Все это так, скажет читатель, но где их взять, трактора и машины. Надобно заводы строить, чтобы делать трактора. А чтобы работали и гудели заводы, надобно возвести электростанции. Кто их возведет нам? Лорд Керзон?
Тогда, может быть, лучше коллективизироваться и артельной лямкой потянуть тяжесть небывалую?.. Замкнутый круг. История разорвала этот круг, и теперь не принято оглядываться назад. Мы будто бы победители, а победителей, как известно, не судят...
Да, очень поучительно сопоставление документов минувших времен.
Кто бы знал, что сохранится в неведомой папке обтрепанный листок – и на этом листке чуть выцветшие доподлинные слова Михаила Жоголева, отца Ефросиньи Михайловны Шолоховой, последней евгеньевской жительницы.
«Жоголев М. говорит, что тов. уполномоченный зовет в машинное товарищество и приобретать машины коллективным путем, но почему же государство облагает налогом так, что частным владельцам машин приходится – хоть руби, хоть жги. Посмотрим сначала, что выйдет из машинного товарищества, которое у нас на участке Натка имеется...» Растерянный «тов. уполномоченный» соглашается с весомым доводом Михаила Жоголева (подождать, что получится на Натке), возвращается ни с чем в Тулун, получает выговор – «не провел линии».
Такие они были, евгеньевские мужики. «Посмотрим на Натку». Натка – неподалеку, в трех километрах. По крепкой дороге, через Дроздов угол, ходил я с комбайнером Шолоховым в Натку, беседовал и там со стариками, да сбилась нынче Натка совсем с пути истинного. Изворовалась, истратилась нравственно. Оказывается, не только человек отдельный, но и целая деревня может сойти с колеи, потерять ориентиры. Смотрел я на никчемный быт нынешней Натки и думал – не тогда ли, не в ту ли пору, когда бездумное согласие бросило Натку в пучину нововведений, жизнью не подготовленных, начался перекос в ее судьбе? Но как все же умны оказались евгеньевцы, выталкивая из своей среды таких заступников мирского дела, как Пахом Казакевич иль Михаил Жоголев.

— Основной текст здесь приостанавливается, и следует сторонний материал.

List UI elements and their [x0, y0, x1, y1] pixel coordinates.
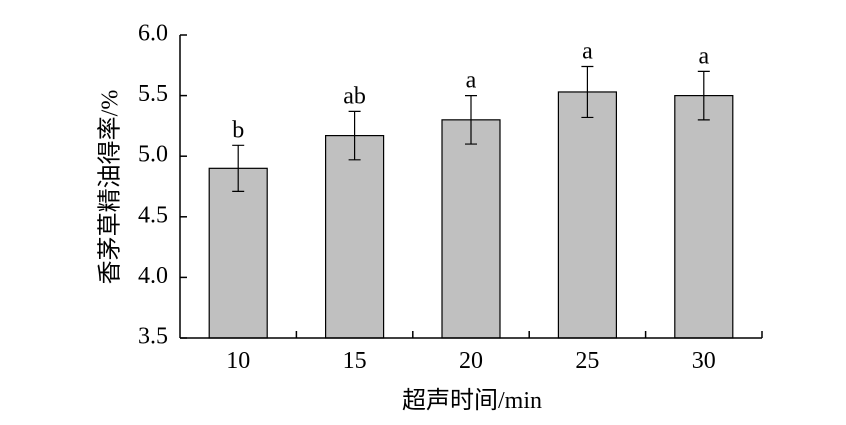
bar — [208, 167, 268, 339]
significance-label: a — [698, 43, 709, 69]
x-tick-label: 10 — [226, 348, 250, 374]
y-tick-label: 5.0 — [138, 142, 168, 168]
bar — [557, 91, 618, 339]
error-bar — [348, 110, 361, 161]
x-tick-label: 15 — [343, 348, 367, 374]
x-tick-label: 30 — [692, 348, 716, 374]
error-bar — [232, 144, 245, 192]
error-bar — [697, 70, 710, 121]
y-tick-label: 6.0 — [138, 21, 168, 47]
y-tick-label: 4.5 — [138, 202, 168, 228]
x-tick-label: 25 — [575, 348, 599, 374]
significance-label: ab — [343, 83, 366, 109]
y-tick-label: 5.5 — [138, 81, 168, 107]
significance-label: a — [466, 68, 477, 94]
y-tick-label: 3.5 — [138, 324, 168, 350]
x-axis-label: 超声时间/min — [402, 387, 542, 414]
significance-label: a — [582, 39, 593, 65]
error-bar — [581, 65, 594, 119]
error-bar — [465, 95, 477, 145]
y-axis-label: 香茅草精油得率/% — [97, 90, 124, 285]
significance-label: b — [232, 117, 244, 143]
bar — [325, 134, 385, 339]
x-tick-label: 20 — [459, 348, 483, 374]
bar — [441, 119, 501, 339]
bar — [674, 94, 734, 339]
y-tick-label: 4.0 — [138, 263, 168, 289]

Впрочем, эта осторожность – «погодим да подождем!» —вообще характерна для крестьянина-сибиряка. Из веку на горьком опыте обучился он быть недоверчивым и даже сверхосмотрительным, подчас явно консервативным. Если иллюстрировать мои слова примером, то вот он, лучше не сыщешь. В конце 19-го столетия иркутский генерал-губернатор граф Игнатьев, оставив официальный пост, вознамерился способствовать привитию лучших навыков в местном земледелии. На собственные деньги он организовал нечто вроде пропаганды передового опыта. На нескольких подводах отправлен был по уездам молодой агроном с помощниками – показывать «практические опыты». Агроном в светлой фуражке с лаковым козырьком, в парусиновых брюках, заправленных в мягкие сапоги, приезжает в Нижне-Удинский уезд, на наши земли. Околица села. Помощники агронома снимают брезент с подвод.